Billigste Krankenkasse

Billigste Krankenkasse

Günstige Krankenkassen: Die Kriterien Die billigste Krankenkasse in der GKV? Gibt es in diesem Bereich überhaupt Preisunterschiede? Ja, die Kosten unterscheiden sich deutlich. Es gilt zwar ein einheitlicher Grundbeitrag, die meisten Kassen verlangen aber Zusatzbeiträge. Zudem können die Anbieter mit Bonusprogrammen Beitragsrückerstattungen offerieren, auch das wirkt sich auf die Gesamtkosten aus.

Die unterschiedlichen Zusatzleistungen verdienen unter finanziellen Aspekten ebenfalls Beachtung.

Die Beiträge: So unterscheiden sie sich

Zum Jahresanfang 2015 trat eine umfassende Neuregelung in Kraft, durch welche sich ein Krankenkassenvergleich wieder wesentlich mehr als zuvor auszahlt. Der Gesetzgeber hat einen Grundbetrag festgelegt, der sich prozentual am Lohn bemisst. Der Arbeitnehmer- und der Arbeitgeberanteil betragen jeweils die Hälfte. Darüber hinaus können die Anbieter einen ebenfalls prozentual berechneten Zusatzbeitrag erheben, für den allein die Angestellten aufkommen müssen. Liegt dieser bei 1 % und erhält ein Arbeitnehmer monatlich 3.000 Euro Brutto-Lohn, muss er jeden Monat zusätzlich 30 Euro stemmen. Bei einem Vergleich kommt der Höhe dieses Zusatzbeitrags eine wesentliche Bedeutung zu. Ziehen Versicherte die billigste Krankenkasse vor, können sie Hunderte Euro im Jahr sparen. Das trifft auch für freiwillig Versicherte wie Selbstständige zu.

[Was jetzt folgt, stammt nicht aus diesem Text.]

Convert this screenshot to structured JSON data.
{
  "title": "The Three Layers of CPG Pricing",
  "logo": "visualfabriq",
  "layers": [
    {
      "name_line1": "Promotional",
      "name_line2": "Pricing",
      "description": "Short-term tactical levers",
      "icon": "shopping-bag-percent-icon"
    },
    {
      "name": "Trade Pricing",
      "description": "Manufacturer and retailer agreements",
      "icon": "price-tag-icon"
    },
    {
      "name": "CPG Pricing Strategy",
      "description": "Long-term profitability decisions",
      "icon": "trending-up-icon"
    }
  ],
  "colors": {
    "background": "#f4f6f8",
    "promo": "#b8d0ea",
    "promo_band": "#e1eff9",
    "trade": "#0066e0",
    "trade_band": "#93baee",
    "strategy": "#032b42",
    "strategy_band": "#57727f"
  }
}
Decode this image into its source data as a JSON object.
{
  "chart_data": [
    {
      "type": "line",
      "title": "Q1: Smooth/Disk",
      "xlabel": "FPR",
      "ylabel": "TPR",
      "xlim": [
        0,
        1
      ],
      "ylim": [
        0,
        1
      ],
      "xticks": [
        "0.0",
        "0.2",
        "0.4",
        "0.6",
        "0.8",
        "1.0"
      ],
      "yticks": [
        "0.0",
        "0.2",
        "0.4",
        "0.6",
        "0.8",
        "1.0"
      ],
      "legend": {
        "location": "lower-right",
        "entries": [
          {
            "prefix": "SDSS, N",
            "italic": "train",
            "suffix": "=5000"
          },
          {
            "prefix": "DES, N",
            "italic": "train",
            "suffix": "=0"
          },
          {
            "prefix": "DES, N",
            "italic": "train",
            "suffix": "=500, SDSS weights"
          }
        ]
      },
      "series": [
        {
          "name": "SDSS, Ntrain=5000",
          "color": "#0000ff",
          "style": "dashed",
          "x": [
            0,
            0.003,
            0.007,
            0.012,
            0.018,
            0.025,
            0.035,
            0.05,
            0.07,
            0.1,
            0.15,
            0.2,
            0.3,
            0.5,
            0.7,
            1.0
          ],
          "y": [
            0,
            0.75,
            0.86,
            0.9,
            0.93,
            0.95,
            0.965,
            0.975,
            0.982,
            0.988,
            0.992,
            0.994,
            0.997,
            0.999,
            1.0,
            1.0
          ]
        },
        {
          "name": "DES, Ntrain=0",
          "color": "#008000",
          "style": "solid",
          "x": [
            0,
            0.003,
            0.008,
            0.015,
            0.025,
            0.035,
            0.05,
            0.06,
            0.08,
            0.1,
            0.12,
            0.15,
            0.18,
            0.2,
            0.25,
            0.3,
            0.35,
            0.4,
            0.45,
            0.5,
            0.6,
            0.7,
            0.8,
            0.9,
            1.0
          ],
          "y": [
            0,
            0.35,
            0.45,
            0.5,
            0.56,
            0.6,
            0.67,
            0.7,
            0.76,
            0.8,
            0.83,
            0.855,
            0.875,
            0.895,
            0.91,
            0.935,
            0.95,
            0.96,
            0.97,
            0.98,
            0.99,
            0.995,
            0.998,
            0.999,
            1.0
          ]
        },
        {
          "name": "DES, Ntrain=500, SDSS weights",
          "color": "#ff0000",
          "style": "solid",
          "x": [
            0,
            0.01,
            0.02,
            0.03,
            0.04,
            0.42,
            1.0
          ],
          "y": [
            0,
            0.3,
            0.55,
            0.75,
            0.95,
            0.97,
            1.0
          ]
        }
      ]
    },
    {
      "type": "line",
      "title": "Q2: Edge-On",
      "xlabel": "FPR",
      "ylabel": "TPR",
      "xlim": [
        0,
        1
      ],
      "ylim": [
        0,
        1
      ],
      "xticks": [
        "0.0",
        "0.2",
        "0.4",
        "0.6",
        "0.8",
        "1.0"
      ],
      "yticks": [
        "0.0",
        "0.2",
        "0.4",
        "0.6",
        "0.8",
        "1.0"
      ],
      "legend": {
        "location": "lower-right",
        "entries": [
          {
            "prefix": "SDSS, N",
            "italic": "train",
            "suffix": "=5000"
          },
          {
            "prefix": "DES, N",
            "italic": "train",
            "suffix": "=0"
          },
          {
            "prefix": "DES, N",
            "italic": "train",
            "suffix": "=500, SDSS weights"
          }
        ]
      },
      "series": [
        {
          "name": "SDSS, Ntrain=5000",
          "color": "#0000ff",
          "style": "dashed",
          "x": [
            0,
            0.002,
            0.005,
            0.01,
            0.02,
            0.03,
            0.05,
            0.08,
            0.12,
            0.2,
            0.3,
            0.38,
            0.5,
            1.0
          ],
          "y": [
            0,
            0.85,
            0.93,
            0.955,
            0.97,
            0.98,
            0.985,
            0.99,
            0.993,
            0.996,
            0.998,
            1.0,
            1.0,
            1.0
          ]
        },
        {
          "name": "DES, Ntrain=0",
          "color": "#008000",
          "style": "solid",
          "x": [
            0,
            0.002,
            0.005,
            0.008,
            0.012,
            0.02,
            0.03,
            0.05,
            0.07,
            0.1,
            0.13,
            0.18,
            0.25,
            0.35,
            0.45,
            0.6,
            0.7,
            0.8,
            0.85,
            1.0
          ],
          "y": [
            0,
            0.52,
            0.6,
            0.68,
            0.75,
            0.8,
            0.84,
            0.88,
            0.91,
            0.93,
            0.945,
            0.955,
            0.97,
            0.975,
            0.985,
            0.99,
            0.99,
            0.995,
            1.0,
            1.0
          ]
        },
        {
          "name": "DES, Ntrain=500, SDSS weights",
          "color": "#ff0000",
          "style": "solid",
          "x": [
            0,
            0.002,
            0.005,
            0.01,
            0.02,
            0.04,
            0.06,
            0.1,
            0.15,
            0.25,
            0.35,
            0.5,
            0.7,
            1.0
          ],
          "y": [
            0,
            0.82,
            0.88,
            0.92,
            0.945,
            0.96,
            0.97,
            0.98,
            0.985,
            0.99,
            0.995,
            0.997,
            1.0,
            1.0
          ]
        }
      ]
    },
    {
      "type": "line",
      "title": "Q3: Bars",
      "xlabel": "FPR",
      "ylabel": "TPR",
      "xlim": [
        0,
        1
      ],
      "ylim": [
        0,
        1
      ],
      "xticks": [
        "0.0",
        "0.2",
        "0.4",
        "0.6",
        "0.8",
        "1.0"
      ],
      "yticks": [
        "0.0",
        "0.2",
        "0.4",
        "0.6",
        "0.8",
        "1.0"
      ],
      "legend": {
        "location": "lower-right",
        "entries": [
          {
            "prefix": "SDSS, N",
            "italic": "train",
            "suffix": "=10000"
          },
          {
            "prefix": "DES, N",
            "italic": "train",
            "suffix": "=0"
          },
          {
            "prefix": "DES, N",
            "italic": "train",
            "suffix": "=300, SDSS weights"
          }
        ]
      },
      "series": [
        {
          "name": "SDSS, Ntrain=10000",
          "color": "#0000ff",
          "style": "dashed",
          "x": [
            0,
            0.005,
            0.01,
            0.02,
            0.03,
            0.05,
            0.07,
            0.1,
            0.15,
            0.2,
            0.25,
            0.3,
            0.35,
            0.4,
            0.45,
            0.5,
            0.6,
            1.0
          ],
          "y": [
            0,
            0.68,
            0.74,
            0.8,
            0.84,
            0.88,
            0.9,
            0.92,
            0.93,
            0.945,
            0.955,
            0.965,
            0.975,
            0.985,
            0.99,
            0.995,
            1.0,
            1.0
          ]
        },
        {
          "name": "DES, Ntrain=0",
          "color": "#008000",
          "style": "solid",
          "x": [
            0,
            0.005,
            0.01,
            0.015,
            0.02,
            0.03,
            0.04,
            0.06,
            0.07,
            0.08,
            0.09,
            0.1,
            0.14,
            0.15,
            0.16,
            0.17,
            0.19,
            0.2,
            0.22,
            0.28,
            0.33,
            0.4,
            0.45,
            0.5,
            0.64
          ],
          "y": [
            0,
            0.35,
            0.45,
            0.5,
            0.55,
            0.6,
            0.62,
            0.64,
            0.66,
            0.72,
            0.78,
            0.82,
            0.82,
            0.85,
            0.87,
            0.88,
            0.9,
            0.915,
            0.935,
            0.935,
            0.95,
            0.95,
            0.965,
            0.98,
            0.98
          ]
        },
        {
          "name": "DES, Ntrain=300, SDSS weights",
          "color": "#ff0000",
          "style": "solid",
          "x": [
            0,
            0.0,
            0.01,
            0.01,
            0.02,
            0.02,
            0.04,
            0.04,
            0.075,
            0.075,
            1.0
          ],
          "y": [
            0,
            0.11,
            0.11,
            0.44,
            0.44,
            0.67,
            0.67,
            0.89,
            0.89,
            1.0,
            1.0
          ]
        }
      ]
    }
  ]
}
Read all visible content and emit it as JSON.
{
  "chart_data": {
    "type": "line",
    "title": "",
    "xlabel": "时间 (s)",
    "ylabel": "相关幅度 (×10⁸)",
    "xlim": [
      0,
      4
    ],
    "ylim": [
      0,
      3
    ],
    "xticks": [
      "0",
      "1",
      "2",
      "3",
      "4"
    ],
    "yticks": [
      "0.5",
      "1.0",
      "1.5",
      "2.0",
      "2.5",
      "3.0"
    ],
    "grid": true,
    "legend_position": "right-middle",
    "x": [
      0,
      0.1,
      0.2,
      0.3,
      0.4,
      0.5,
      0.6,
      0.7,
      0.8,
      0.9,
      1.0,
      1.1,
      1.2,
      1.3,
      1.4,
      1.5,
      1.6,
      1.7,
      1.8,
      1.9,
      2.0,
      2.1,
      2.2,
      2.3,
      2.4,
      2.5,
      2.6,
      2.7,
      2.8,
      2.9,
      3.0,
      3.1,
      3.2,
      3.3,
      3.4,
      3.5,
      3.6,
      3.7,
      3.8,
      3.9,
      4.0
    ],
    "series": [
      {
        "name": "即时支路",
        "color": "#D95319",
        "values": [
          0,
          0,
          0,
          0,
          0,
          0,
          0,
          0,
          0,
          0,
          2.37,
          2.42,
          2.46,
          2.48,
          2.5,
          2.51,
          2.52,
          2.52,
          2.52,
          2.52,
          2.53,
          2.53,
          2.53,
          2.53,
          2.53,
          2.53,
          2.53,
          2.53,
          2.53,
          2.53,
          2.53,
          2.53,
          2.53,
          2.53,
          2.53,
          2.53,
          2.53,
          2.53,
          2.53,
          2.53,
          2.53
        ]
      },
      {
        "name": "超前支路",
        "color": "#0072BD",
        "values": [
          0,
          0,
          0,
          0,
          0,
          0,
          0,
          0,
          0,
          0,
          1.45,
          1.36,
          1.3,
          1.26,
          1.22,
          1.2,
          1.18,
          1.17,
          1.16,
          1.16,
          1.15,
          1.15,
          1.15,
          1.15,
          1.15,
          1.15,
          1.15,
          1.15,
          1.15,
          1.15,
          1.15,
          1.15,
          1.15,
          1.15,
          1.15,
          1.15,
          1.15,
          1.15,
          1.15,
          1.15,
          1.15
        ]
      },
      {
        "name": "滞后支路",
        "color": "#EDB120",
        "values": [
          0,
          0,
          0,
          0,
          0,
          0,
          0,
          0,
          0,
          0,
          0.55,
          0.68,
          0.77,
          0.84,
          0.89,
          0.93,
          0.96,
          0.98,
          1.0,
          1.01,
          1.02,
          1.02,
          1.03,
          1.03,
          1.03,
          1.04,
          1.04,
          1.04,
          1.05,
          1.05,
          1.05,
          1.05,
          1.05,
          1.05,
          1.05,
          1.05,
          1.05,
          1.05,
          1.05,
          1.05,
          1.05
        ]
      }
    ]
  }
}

GKV: Krankenkassen im Vergleich

Die Kassen legen die Höhe des Zusatzbeitrags jedes Jahr neu fest. Es kann sein, dass die billigste Krankenkasse ein Jahr später nicht mehr das Ranking anführt. Das stellt aber kein Problem dar. Versicherungsnehmer können die Kasse kurzfristig und ohne Probleme wechseln. Sobald eine Kasse einen Zusatzbeitrag einführt oder ihn erhöht, besteht ein Sonderkündigungsrecht. Dieses Sonderkündigungsrecht existiert auch bei den meisten Wahltarifen, eine Ausnahme bilden nur die Wahltarife mit Krankengeld. Zudem können Versicherte auch ordentlich mit einer Frist von zwei Monaten zum Monatsende kündigen, sofern sie mindestens 18 Monate Mitglied einer Krankenkasse waren und sich nicht für einen Wahltarif mit längerer Mindestbindung entschieden haben.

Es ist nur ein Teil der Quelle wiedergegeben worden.